Behavioural (clinical) assessment relies upon motor responsiveness; however, absence of responsiveness does not necessarily correspond to absence of awareness, because patients might have acquired motor and language deficits as a result of their brain damage, complicating the clinical assessment.3 Therefore, motor-independent imaging technologies have been developed to avoid diagnostic error intrinsic to behavioural assessment.8 Differential brain patterns in patients in a minimally conscious state and those with unresponsive wakefulness syndrome have been investigated in the passive (ie, after sensory stimulation), active (ie, probing motor-independent signs of command following), and task-free resting states.3 Assessment during resting state is particularly opportune for patients with disorders of consciousness because patient interaction and application of possibly difficult experimental set-ups are not required.
Neuroimaging assessments during resting state suggest a specific brain organisation encompassing mainly the posterior cingulate cortex and adjacent precuneus, and the anterior cingulate cortex and mesiofrontal regions, known as the default mode network.9 In healthy people, this network showed a competing anticorrelated activity with a set of areas encompassing mainly lateral fronto-parietal and motor regions (task-positive network).10, 11, 12 The default mode network and the task-positive network have been related to the perception of internal thoughts and the external world, respectively.13
The anticorrelation between the default mode network and the task-positive network (ie, negative default mode network connectivity, or between-network anticorrelations) is associated with cognitive function, suggesting that an increase in anticorrelation indicates an increase in capacity to switch between internal and external modes of attention.14 Positive default mode network connectivity (ie, within-network correlations) has been investigated in disorders of consciousness, showing that disruption increases with consciousness impairment, ranging from a minimally conscious state, unresponsive wakefulness syndrome, to coma.15, 16 So far, decreased negative default mode network connectivity has been reported in a small sample of patients under propofol anaesthesia, in brain death, and in a patient with unresponsive wakefulness syndrome.17, 18 Additionally, although positive default mode network connectivity has been reported to correlate with brain metabolism in healthy controls,19 the possible correlation of negative default mode network connectivity with brain metabolism has not been investigated in health or disease.

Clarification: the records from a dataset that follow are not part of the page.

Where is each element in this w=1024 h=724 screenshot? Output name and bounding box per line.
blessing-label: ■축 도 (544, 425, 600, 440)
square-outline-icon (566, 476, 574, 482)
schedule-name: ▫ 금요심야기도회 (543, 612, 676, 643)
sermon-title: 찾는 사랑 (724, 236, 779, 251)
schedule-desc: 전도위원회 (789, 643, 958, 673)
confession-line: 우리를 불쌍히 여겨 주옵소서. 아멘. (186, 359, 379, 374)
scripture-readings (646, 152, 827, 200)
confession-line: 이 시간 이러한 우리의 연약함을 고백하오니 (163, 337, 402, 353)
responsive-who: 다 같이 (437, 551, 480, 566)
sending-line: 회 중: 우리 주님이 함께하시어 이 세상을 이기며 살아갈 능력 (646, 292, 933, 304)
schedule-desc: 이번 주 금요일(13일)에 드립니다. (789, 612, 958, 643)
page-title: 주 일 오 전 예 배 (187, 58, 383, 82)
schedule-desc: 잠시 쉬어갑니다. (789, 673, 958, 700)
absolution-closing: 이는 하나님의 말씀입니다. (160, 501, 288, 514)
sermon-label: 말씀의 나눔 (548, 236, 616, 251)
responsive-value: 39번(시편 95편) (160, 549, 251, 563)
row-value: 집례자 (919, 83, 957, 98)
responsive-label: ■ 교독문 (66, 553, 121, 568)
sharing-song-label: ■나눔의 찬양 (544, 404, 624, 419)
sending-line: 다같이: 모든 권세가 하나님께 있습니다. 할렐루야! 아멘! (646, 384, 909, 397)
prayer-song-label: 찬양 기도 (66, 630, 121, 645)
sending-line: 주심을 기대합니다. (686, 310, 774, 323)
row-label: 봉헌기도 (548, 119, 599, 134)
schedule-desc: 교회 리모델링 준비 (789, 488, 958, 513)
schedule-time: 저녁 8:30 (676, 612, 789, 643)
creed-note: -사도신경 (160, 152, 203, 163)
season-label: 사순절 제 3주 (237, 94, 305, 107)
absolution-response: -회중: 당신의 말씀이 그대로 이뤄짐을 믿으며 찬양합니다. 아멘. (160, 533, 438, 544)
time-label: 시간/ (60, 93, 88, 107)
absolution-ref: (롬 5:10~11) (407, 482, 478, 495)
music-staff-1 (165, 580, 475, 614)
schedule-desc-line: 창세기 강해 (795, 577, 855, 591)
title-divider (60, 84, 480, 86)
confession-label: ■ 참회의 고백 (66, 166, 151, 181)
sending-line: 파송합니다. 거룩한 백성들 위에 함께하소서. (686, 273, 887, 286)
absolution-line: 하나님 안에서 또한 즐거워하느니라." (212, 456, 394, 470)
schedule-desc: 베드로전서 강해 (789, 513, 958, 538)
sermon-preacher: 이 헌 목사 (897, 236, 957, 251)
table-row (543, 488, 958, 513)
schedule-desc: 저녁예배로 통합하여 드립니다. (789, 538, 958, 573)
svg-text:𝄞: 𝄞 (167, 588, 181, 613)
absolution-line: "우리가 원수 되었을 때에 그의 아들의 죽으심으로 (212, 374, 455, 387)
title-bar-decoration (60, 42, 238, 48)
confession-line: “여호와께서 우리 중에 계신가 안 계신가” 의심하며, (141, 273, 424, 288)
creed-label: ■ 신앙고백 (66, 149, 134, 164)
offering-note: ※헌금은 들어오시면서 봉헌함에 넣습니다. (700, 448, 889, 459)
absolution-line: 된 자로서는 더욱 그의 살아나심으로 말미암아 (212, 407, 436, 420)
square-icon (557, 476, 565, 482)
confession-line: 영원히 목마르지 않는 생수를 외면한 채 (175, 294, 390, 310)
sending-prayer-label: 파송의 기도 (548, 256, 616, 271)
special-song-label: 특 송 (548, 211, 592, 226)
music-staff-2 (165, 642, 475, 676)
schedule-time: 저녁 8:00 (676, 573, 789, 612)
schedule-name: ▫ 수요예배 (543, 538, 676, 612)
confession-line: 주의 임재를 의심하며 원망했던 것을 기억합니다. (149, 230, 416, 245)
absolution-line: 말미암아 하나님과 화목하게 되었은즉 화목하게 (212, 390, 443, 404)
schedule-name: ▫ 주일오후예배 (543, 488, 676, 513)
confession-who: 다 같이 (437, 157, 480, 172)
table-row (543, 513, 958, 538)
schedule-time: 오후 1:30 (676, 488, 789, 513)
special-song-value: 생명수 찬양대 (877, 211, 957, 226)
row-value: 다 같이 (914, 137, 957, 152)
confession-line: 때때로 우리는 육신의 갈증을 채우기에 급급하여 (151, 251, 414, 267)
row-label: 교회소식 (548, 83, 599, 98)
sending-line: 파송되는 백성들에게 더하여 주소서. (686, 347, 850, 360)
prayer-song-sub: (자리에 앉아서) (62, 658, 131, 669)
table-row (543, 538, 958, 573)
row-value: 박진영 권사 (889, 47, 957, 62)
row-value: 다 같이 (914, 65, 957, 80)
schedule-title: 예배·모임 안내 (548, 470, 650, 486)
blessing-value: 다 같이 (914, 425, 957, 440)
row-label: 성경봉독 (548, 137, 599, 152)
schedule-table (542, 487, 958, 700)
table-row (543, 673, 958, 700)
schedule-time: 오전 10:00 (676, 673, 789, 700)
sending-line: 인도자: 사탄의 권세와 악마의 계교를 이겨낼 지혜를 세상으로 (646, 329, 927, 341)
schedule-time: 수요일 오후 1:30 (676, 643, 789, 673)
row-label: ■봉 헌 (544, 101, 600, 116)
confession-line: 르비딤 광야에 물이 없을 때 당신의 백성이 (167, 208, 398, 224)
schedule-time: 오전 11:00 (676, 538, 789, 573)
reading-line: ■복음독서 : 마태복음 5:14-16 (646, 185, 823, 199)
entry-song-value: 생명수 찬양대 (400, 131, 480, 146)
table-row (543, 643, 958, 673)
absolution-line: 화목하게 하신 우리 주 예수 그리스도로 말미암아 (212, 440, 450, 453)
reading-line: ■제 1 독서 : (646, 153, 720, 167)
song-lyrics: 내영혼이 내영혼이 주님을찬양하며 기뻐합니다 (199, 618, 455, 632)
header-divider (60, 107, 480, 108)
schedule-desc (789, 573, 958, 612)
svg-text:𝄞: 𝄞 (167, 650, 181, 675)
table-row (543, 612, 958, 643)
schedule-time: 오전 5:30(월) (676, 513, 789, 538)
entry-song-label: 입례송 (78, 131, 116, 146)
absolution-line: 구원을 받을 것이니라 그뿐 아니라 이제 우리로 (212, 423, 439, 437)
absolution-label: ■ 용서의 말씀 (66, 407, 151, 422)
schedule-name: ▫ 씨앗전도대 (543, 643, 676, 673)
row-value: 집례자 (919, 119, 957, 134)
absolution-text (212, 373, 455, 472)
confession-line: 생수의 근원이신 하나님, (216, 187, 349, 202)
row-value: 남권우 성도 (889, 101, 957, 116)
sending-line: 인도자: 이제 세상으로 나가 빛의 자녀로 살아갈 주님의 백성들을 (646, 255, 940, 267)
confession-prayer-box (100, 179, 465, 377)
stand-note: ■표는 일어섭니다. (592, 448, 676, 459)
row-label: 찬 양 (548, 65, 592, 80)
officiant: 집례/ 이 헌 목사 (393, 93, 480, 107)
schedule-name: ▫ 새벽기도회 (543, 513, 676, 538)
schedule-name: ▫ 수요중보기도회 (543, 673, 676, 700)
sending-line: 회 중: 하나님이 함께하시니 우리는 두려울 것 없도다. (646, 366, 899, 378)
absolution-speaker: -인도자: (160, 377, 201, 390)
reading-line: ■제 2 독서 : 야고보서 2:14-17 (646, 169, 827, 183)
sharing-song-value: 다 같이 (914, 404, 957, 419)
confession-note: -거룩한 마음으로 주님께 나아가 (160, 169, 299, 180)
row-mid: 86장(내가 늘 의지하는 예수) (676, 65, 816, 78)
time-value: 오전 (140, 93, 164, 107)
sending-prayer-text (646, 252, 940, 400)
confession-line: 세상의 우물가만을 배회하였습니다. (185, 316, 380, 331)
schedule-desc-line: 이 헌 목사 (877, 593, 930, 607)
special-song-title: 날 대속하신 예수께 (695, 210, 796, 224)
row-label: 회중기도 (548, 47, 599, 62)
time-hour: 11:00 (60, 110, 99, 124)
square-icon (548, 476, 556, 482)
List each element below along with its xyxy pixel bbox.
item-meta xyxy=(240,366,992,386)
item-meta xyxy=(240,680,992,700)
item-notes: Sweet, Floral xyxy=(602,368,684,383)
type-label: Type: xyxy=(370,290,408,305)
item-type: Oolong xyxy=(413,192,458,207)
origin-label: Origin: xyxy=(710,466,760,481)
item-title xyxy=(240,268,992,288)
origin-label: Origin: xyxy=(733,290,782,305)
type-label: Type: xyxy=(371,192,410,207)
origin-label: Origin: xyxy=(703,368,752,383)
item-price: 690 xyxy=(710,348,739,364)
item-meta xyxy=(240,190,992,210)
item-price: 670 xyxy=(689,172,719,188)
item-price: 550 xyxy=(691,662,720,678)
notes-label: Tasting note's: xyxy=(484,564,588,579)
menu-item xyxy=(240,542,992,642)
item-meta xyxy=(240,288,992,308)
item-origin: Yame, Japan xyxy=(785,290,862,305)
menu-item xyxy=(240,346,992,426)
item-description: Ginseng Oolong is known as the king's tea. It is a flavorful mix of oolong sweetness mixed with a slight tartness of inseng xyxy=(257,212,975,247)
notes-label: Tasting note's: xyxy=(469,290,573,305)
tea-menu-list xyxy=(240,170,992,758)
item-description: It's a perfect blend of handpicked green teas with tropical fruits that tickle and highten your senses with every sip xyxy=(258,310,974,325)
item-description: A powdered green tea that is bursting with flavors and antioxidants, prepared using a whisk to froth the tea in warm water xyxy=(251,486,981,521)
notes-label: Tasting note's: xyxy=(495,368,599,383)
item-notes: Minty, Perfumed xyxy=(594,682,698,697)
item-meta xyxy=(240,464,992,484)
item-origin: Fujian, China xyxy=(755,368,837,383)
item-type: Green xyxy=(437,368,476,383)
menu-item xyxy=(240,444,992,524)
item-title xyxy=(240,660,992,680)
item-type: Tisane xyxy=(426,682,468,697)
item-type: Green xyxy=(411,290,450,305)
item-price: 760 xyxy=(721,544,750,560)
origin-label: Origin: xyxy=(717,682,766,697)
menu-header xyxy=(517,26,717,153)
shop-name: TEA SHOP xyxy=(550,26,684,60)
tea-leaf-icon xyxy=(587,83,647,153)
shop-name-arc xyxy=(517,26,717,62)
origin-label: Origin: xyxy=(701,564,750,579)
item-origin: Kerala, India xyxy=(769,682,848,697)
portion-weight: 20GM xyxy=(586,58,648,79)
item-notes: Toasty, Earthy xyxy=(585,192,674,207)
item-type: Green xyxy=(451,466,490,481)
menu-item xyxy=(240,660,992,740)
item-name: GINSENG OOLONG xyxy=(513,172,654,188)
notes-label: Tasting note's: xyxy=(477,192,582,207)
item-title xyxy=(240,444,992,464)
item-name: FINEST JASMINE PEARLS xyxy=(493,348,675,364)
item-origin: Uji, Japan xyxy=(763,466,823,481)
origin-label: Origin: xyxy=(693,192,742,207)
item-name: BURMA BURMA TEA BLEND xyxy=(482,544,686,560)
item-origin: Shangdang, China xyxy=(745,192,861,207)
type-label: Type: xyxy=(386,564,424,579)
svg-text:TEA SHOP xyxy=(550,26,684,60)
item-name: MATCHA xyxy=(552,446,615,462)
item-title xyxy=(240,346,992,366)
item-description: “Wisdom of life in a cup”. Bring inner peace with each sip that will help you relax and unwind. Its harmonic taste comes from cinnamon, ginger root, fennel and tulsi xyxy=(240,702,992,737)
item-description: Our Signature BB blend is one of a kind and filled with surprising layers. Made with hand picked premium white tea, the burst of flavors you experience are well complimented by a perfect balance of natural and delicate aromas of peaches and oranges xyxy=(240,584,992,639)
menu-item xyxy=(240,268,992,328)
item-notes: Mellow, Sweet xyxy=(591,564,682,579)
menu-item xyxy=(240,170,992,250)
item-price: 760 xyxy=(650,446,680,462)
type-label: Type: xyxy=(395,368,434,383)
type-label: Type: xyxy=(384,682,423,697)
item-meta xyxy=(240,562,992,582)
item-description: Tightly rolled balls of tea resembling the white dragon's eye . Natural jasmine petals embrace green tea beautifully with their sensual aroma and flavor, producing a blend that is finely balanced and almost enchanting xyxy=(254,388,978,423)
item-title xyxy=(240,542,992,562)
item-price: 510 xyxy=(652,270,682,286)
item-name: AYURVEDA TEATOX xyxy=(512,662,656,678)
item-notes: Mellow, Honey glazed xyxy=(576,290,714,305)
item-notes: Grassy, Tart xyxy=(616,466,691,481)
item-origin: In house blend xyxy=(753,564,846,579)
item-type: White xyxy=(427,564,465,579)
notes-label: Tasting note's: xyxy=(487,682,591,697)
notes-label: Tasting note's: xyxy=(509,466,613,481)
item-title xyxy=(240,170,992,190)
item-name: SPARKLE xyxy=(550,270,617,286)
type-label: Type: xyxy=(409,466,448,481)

So far, emergence from a minimally conscious state has been investigated by PET, and findings suggest that positive and negative default mode network connectivity networks are both metabolically preserved when a patient emerges from a minimally conscious state, but not in patients with unresponsive wakefulness syndrome or in those in a minimally conscious state.20 This evidence suggests that negative default mode network connectivity, which seemingly requires metabolic activity in both networks, might be a distinctive feature of emergence from a minimally conscious state.
In this cross-sectional study, we aim to describe positive and negative default mode network connectivities in patients with unresponsive wakefulness syndrome, patients in a minimally conscious state, those who have emerged from a minimally conscious state, and healthy controls. To test whether positive and negative default mode network connectivity could be of neuronal origin, we compared the functional connectivity pattern with brain metabolic information using PET. To exclude the effect of anatomical deformations on functional connectivity changes, we also investigated group differences in grey matter volume using MRI voxel-based morphometry.